As the scientists report in the journal Angewandte Chemie, their device reliably performs quantitative chemical sensing, and the prototype is designed for colorimetric detection of the glucose concentration in a clinically relevant range.

3D Printing Labs-on-a-Chip

Miniaturization of chemical sensing assay units into lab-on-a-chip (LOC) devices generally involves low reagent consumption and produces little waste, but new interfaces for integration of the LOCs into existing equipment are also required. Daniel Filippini and his group at Linköping University in Sweden have developed the unibody LOC (ULOC) 3D printing technology, which enables designing and optimizing such LOCs, especially in the view of prototyping disposables for autonomous LOC use coupled with cell phones. As a colorimetric assay, they employed a regular enzymatic glucose test, using the pink dye resorufin as the product to be detected.

Glucose Meter with Cell Phone Camera Readout

With the design of their prototype ULOC glucose meter in hand, the scientists established an interface to a simple cell phone camera. Filippini explains: “We chose a design that simply sits on the phone front camera, wherever this is positioned in the phone model, and forms an image of the detection region with the aid of a 3D printed lens.” In addition, user interaction was minimized to simple actuation by one low-cost finger pump integrated in the ULOC design.

Another challenging aspect, however, was finding a reliable quantification scheme different from the classical intensity-based one, because the device employs ambient-light illumination, which distribution is not possible to control. Therefore, the scientists exploited the capability of the cell phone to take videos, thus measuring the time to the intensity maximum, which is also related to the concentration and is robust to illumination spatial modulations.
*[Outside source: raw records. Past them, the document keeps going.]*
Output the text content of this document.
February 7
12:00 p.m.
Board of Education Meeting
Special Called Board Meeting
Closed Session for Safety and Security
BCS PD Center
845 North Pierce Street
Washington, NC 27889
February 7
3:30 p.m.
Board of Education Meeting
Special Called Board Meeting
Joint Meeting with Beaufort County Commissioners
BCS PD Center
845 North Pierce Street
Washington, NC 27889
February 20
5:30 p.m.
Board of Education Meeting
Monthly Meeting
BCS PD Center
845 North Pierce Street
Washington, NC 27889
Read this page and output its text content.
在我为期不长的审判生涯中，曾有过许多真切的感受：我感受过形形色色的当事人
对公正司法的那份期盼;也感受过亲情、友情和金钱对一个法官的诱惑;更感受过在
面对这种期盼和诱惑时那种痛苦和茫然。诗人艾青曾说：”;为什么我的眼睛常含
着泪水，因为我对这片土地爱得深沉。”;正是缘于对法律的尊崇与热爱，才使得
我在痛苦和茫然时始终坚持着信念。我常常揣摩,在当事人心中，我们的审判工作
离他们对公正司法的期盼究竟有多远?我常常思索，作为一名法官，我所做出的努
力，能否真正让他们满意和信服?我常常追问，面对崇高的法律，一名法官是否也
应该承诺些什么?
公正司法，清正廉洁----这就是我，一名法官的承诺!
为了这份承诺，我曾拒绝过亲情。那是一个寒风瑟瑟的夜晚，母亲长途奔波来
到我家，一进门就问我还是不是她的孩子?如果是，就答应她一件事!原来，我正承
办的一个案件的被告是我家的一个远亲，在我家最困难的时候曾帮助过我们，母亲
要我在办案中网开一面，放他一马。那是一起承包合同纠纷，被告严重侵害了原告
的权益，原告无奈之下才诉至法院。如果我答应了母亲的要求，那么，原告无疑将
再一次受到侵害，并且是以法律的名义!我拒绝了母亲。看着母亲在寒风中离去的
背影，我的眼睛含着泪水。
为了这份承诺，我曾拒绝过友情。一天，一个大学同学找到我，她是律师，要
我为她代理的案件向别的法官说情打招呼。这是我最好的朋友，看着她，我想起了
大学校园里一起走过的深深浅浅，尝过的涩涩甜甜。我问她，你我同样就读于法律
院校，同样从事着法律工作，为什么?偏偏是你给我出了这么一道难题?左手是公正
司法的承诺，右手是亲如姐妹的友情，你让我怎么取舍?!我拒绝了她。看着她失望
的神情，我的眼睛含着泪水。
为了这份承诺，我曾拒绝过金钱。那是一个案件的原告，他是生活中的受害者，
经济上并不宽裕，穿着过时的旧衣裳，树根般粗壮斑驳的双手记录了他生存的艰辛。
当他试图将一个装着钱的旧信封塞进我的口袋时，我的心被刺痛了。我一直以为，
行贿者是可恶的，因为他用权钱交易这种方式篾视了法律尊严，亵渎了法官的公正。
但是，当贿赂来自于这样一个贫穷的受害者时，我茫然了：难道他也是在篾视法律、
For operation, the ULOC was placed on the cell phone camera and the test manually started by finger pump actuation. A seven-minute video of the color changes in the detection chambers was taken and analyzed to resume the actual glucose concentration of the sample. This design can be adapted to other assays such as the detection of hydrogen peroxide in aqueous solutions and other enzymatic or non-enzymatic systems, as Filippini indicates. The ULOC prototypes cost 1.38 US$, including the printed optics. It is indeed a cunning approach to solving a universal diagnostic issue.